The spy agency acknowledged it is looking toward a post-quantum future by working on the development of standards that can protect National Security Systems (NSS) but added the viability of what the report termed a “Cryptographically Relevant Quantum Computer” is far off in the future.
“NSA does not know when or even if a quantum computer of sufficient size and power to exploit public key cryptography (a CRQC) will exist,” the quantum FAQ said. “This technology exists today and is distinct from the quantum computing technology that might one day be used to attack mathematically based cryptographic algorithms.”
It’s hard to know whether the NSA is actually not worried about the security threat of quantum computing or just posturing for some other reason, but it’s fair to say following recent catastrophic breaches of classified systems, including the infamous SolarWinds hack, the U.S. government doesn’t have a great track record on spotting cybersecurity threats.

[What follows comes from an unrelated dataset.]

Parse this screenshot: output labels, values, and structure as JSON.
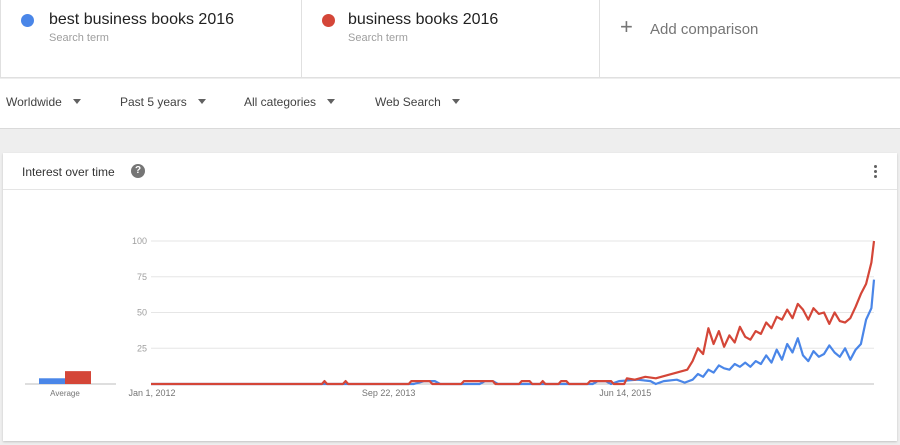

Even months after the attack the U.S. government agencies failed to meet even basic cybersecurity standards, according to a recent Senate Oversight Report created by inspectors general.
Despite the NSA’s lack of confidence in quantum computing’s impact on data security, companies like Canadian company Quantropi Inc are throwing considerable resources behind developing quantum-secure technology.
The company along with Canada’s National Research and Education Network (NREN) just announced it successfully tested its quantum key distribution technology by sending 55,000 32-bit encryption keys per second from Ottowa to Singapore at speeds that never dipped between 14 Mbps.
Quantropi CTO Michael Redding explained how the company is developing Quantum Entropy as a Service to secure data against quantum computers, which his company is better is going to happen in the next handful of years.
“Let’s translate these results to the business world,” Redding explained. “If a 32-byte AES key is the standard, we’re transmitting anywhere from just under 400,000 (Edmonton) down to 55,000 keys per second (Singapore). To get your head around this, Google – representing ten times the traffic of any other site on the planet – requires an estimated 64,000 32-byte keys per second. So just from our small beta server in Ottawa – pre-optimization – we can support anywhere in the neighborhood of one to six Googles per second. With every single key delivered as secure from any attack – classical or quantum.”